If you believe your chance of getting infected is only .1, not unreasonable if you regard the current wave as the last of the epidemic, that reduces it to 13 hours. If you are 25, which according to one source gives an IFR of .01, that takes it down to less than three hours. Saving that may not be worth the time and trouble of two injections, a likely few days of not very serious side effects and some small risk of more substantial side effects. The same is more true for younger ages or people in particularly good health.
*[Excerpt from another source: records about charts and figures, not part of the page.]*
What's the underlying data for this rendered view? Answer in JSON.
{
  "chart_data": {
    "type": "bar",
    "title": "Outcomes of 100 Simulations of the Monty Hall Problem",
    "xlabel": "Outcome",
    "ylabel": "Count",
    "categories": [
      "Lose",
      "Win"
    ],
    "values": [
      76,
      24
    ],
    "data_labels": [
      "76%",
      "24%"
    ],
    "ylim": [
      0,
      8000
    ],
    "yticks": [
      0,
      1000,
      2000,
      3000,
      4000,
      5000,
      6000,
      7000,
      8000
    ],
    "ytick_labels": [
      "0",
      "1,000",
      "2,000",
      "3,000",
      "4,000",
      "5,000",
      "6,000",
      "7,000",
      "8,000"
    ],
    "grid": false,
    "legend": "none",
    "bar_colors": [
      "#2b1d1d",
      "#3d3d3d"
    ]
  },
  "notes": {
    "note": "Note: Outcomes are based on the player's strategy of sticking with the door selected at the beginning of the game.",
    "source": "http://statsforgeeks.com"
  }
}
It may be objected that a .1 probability of getting infected is unreasonably low, but that depends what you believe about vaccine effectiveness. If you are optimistic about vaccines, you should expect the current wave to be the last serious one. If you are pessimistic about vaccines, the risk of infection is much higher but the benefit of vaccination lower.
It may also be objected that I am looking only at death. I don't have, I don't think anyone has, good data on long term effects of getting Covid and recovering. The short term effects range from zero for asymptomatic infection to several weeks in the hospital for almost lethal infection. Including that would reduce the number of people for whom vaccination is not a clear benefit but not, I think, to zero.
And, on the other side, I am ignoring people who have already had Covid, hence have protection comparable to, perhaps better than, that provided by vaccination. Vaccination apparently increases the protection, but not by much. The CDC estimates that about a third of the population have had symptomatic Covid, so that is a large group for which the benefit should be reduced by at least an order of magnitude.
I am 76, so a similar calculation implies that I should be vaccinated, and I am. But I do not agree with the claim that everyone should obviously be vaccinated as well.
All of this is in terms of the self-interest of the individual. Vaccination also reduces the spread of the disease, benefiting others, although by how much is not clear. That is an additional argument for getting vaccinated but one whose size is harder to estimate.